La poursuite terminée, Cyrus revint dans le pays de Gadatas et, après avoir donné l’ordre à ceux que ce soin regardait de s’occuper du butin, il partit aussitôt pour aller voir Gadatas et savoir comment il se trouvait de sa blessure. Chemin faisant, il le rencontre qui venait audevant de lui, sa blessure déjà bandée. En l’apercevant, il se réjouit et lui dit : « J’allais chez toi voir comment tu te trouves. — Et moi, dit Gadatas, j’en atteste les dieux, je venais pour contempler le visage d’un homme qui est doué d’un si grand coeur, et qui, sans que je sache quel besoin il a de moi à présent, sans m’avoir promis de le faire, sans m’avoir la moindre obligation personnelle, mais simplement parce qu’il a cru que j’avais rendu quelque service à ses amis, a mis un tel empressement à me secourir que, réduit à moi-même, j’étais perdu et que, grâce à lui, je suis sauvé. Par Zeus, Cyrus, si j’étais resté ce que la nature m’avait fait et que j’eusse eu des enfants, je doute que j’eusse eu un fils aussi dévoué pour moi. Je connais des fils qui le sont moins, en particulier le roi actuel d’Assyrie qui a causé à son père plus d’ennuis qu’il ne peut t’en causer à toi. » Cyrus lui répondit : « Tu oublies, Gadatas, une chose beaucoup plus admirable que ce que tu admires en moi. — Laquelle ? demanda Gadatas. — C’est le zèle de tant de Perses, de tant de Mèdes, de tant d’Hyrcaniens à ton égard, c’est celui de tous les Arméniens, Saces et Cadusiens ici présents. » Gadatas fit alors cette prière « Par Zeus, qu’eux aussi, les dieux les comblent de biens, et plus encore celui qui les a rendus tels ! Cependant Cyrus, ajouta-t-il, pour traiter convenablement ceux que tu loues, reçois ces présents d’hospitalité, tels que je puis te les offrir. » En même temps il fit amener des provisions en grande abondance pour faire des sacrifices, si on le désirait, et pour traiter l’armée entière d’une façon digne de ses belles actions et de ses glorieux succès.

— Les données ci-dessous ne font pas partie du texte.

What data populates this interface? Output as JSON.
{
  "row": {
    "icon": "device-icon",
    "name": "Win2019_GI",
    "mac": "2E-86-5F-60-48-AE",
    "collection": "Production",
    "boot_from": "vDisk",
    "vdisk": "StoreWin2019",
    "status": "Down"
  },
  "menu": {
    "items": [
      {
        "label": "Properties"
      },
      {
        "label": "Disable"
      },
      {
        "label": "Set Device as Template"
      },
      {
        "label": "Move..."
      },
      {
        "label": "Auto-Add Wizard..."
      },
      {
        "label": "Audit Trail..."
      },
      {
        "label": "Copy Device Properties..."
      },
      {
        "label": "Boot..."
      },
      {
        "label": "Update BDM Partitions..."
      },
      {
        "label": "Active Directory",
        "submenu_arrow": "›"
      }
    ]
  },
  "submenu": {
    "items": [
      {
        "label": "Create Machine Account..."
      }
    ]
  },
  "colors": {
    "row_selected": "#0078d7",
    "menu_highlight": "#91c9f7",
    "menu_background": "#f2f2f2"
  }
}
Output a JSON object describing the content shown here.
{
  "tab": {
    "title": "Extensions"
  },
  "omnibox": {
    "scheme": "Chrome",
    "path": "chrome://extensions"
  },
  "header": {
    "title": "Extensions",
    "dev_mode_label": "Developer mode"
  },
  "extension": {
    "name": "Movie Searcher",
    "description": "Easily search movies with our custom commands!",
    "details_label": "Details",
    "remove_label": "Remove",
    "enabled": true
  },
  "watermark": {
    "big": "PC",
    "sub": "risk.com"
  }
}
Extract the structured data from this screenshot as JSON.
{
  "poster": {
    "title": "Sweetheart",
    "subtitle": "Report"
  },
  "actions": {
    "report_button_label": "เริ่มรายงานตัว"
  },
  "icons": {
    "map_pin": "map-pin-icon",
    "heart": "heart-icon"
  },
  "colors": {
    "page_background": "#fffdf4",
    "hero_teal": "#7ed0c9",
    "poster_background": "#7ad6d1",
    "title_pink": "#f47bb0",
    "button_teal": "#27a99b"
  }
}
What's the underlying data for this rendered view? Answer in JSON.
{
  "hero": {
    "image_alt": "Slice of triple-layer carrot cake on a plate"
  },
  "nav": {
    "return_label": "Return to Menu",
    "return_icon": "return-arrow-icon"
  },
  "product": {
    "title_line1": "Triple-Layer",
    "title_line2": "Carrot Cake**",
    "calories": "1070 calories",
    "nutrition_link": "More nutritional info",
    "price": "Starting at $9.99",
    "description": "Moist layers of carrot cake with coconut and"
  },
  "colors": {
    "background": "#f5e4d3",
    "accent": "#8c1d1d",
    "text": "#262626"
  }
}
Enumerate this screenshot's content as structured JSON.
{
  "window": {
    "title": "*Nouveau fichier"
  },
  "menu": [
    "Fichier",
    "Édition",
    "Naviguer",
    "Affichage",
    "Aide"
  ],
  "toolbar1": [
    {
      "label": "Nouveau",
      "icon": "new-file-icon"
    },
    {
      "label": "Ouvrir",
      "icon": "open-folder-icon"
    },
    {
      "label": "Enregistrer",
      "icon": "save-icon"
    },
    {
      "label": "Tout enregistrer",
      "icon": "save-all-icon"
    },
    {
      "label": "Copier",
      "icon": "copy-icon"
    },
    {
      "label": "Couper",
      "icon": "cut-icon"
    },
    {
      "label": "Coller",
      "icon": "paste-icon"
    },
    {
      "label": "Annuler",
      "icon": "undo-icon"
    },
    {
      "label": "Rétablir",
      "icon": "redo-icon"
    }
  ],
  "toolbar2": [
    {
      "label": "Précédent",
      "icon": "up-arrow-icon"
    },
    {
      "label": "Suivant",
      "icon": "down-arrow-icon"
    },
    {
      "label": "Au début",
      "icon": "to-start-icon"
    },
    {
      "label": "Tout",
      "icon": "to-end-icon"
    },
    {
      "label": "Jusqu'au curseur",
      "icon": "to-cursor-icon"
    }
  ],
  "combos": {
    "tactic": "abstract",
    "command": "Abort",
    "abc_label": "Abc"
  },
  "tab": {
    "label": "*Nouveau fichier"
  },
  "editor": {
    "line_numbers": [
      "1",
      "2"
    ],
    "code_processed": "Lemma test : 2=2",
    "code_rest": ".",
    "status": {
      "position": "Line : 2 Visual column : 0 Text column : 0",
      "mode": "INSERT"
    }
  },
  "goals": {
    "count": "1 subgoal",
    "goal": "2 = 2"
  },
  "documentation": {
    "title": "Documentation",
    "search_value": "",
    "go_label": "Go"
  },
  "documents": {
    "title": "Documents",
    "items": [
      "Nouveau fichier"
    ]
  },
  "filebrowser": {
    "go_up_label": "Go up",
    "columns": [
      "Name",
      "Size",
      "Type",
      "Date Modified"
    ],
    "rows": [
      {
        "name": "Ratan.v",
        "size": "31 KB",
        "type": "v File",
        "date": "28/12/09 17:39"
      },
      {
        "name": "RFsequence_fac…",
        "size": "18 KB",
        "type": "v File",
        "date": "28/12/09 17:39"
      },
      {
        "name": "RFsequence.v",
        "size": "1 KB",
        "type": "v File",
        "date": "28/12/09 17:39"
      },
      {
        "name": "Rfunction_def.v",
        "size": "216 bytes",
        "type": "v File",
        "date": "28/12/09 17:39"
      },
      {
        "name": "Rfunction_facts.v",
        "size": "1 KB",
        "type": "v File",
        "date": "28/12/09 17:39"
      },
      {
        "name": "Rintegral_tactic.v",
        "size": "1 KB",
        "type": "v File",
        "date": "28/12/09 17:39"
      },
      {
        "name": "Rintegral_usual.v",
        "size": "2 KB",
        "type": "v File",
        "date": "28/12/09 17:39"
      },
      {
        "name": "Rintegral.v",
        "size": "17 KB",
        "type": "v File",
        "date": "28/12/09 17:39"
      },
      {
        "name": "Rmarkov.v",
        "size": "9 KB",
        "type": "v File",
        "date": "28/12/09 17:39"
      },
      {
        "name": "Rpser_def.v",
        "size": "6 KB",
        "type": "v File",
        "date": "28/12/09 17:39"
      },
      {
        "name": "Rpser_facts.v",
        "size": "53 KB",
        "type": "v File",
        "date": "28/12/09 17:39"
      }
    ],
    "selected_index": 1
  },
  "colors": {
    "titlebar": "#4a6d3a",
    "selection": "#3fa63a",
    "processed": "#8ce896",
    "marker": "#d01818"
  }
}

Le Cadusien, qui formait l’arrière-garde, n’avait point pris part à la poursuite. Désireux de se distinguer lui aussi par quelque prouesse, sans se concerter avec Cyrus et sans lui rien dire, il fait une incursion du côté de Babylone. Tandis que ses cavaliers sont dispersés, le roi d’Assyrie sort de la ville où il s’était réfugié et marche à sa rencontre, à la tête de ses troupes en bon ordre. Quand il a reconnu que les Cadusiens sont seuls, il fond sur eux, tue leur chef et un grand nombre d’entre eux, s’empare de quelques chevaux et enlève aux Cadusiens le butin qu’ils emmenaient. L’Assyrien les ayant poursuivis jusqu’au point où il crut pouvoir le faire sans danger, s’en retourne, tandis que les Cadusiens se sauvent vers le camp, où les premiers arrivent vers le soir. Quand Cyrus fut informé de l’événement, il se porta au-devant des Cadusiens, recueillit tous ceux qu’il voyait blessés et les envoya à Gadatas, pour qu’on les soignât. Quant aux autres, il les fit conduire à leurs tentes et veilla à leur procurer le nécessaire, en se faisant aider dans cette tâche par quelques homotimes perses ; car en ces occasions-là, les bons sont toujours prêts à s’imposer un surcroît de travail. Cependant Cyrus était fort affligé ; on le vit bien à l’heure du repas ; tandis que les autres dînaient, il continua, avec ses aides et ses chirurgiens, à soigner les blessés, sans négliger sciemment personne, voyant tout par ses yeux, ou, s’il ne pouvait soigner les blessés lui-même, envoyant des gens pour le faire.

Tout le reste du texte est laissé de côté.